Merlin rushed into Gaius' rooms. "What do you know about witches that eat the souls of children?"

Gaius looked up from the elixir he was making. "Witches? Eating children's souls? Well, there's many tales about such things. One involves two young children that were abandoned and stumbled across the home of a witch. Of course she ate all of the children, not just their souls. And then…"

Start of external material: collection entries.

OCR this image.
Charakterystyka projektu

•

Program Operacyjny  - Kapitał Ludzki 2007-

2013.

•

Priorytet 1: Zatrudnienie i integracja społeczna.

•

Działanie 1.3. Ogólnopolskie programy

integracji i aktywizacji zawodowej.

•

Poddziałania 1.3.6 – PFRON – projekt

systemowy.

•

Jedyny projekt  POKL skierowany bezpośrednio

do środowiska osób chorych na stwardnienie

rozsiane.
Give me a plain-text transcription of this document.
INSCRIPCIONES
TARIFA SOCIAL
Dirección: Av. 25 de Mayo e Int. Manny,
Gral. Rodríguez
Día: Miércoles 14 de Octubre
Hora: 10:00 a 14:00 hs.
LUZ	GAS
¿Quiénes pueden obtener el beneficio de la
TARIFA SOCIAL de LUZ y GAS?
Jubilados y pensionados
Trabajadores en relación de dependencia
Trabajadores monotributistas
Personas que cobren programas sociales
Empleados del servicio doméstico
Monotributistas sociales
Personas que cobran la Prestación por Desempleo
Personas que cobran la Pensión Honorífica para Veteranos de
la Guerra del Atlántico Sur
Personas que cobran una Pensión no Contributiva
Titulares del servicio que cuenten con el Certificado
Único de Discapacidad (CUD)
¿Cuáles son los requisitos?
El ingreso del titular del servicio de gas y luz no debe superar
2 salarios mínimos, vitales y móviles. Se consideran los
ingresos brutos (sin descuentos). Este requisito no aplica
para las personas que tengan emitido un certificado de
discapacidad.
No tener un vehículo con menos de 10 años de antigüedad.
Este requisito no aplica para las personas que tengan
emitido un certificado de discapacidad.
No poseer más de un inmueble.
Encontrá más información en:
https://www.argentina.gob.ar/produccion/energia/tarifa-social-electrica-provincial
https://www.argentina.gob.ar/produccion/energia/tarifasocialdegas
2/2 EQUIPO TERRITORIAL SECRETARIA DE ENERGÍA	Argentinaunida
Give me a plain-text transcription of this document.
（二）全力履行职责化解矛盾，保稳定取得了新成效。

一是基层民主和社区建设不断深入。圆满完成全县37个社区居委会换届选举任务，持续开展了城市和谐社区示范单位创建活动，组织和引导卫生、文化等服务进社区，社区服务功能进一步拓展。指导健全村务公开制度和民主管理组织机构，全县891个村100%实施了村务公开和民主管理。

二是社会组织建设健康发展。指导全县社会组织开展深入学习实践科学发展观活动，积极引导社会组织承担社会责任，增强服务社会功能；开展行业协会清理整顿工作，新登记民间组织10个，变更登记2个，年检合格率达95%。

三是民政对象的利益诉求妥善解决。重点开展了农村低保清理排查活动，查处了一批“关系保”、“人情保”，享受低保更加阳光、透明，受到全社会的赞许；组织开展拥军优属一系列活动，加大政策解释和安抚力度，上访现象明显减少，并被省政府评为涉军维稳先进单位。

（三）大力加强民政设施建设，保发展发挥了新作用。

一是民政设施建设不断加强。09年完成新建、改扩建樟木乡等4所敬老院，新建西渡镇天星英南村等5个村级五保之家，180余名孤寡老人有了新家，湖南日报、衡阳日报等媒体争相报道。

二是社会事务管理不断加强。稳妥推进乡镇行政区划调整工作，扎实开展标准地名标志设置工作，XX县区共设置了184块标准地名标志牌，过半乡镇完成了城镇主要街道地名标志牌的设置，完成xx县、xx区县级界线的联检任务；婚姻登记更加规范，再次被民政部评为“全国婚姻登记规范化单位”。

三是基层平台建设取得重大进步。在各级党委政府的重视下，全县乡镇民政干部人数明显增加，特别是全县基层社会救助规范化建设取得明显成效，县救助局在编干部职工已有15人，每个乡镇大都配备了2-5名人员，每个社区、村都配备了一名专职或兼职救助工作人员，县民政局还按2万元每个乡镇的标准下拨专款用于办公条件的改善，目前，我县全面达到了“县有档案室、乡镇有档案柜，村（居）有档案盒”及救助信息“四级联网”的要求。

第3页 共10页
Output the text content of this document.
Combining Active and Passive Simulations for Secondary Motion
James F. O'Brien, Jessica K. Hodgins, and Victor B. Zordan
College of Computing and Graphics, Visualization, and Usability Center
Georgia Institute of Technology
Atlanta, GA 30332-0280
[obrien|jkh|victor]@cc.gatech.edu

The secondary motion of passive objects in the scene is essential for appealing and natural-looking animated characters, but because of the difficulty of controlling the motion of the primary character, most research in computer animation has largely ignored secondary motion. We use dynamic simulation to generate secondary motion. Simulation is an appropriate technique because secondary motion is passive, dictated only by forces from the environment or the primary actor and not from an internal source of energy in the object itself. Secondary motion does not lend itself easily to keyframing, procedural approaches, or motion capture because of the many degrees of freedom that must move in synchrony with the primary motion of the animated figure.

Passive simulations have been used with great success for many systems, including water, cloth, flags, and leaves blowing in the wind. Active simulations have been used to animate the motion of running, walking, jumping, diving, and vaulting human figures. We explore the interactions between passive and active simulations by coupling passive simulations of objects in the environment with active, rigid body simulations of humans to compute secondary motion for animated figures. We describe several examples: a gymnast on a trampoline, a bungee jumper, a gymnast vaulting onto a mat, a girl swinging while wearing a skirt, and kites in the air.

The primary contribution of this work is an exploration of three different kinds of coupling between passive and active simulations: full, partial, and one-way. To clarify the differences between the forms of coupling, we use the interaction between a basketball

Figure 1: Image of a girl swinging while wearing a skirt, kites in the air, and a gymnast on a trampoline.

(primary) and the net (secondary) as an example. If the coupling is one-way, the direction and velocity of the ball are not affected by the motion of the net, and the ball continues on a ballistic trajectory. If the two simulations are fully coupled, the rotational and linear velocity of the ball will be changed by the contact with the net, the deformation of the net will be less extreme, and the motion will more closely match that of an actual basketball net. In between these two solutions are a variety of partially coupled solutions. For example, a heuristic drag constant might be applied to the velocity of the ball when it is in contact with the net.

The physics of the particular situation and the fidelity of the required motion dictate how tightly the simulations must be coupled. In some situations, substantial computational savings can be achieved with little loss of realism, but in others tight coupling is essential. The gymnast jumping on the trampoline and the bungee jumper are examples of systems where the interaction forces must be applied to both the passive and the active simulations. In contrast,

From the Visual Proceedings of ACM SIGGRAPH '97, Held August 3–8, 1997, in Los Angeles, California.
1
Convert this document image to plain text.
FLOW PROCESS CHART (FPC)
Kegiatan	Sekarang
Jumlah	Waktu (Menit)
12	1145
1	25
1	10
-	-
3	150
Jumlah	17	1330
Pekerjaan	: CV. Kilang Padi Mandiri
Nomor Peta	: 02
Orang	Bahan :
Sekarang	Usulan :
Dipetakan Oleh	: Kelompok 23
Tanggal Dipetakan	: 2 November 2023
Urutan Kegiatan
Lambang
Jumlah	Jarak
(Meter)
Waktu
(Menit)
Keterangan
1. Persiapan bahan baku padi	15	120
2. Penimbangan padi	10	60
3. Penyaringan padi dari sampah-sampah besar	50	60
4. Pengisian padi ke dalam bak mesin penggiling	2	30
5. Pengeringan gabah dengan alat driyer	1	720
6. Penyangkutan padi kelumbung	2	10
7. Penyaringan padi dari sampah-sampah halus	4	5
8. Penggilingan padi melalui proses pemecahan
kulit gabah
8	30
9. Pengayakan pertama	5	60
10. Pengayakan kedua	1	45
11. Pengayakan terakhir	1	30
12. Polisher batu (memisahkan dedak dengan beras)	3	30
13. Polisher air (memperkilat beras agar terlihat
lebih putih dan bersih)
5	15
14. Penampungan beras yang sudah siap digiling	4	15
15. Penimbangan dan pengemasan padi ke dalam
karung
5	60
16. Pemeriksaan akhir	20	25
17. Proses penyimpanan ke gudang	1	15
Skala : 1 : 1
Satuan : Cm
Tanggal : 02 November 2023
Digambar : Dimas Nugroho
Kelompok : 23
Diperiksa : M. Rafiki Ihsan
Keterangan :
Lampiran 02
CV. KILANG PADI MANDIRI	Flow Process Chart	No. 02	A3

"Could we skip the stories? I only have an hour to get things ready for when Arthur, Gwaine, Lance, and Percival ride out to go fight the witch." Merlin interrupted.

Gaius raised an eyebrow. "You're going with them of course."

"Of course. Arthur's bound to get himself killed trying to fight someone with magic and then where would I be? Uther would have my head."

"You're riding after a witch that eats the souls of children. All right."

"Well that's what the villager said. Three children have gone missing from a small village three days away from Camelot and their parents have seemingly been driven mad. And the rest of the children are inconsolable about seeing some garden."

"That doesn't sound like a witch that would eat the souls of children. Why drive their parents mad?"

"You tell me." Merlin ran up the few steps to his room and quickly grabbed his things.

"I think there's more to this than we know. Keep an eye open at all times Merlin. And if it is a witch eating souls, the best way to deal with one is by fire." Gaius explained.

"Thanks Gaius!" Merlin was out the door and running to finish getting Arthur's things together.

Arthur was impatiently sitting on his horse when Merlin finally finished a little over the hour given to him. "Well, now that _Mer_lin is finished, we can be on our way." He turned to the villager that had come to request their help. "Lead the way."

Lancelot, Percival, and Gwaine shot Merlin varying looks of sympathy or amusement and followed the villager and Arthur out of the courtyard. Merlin got settled in his saddle and nudged his horse after them.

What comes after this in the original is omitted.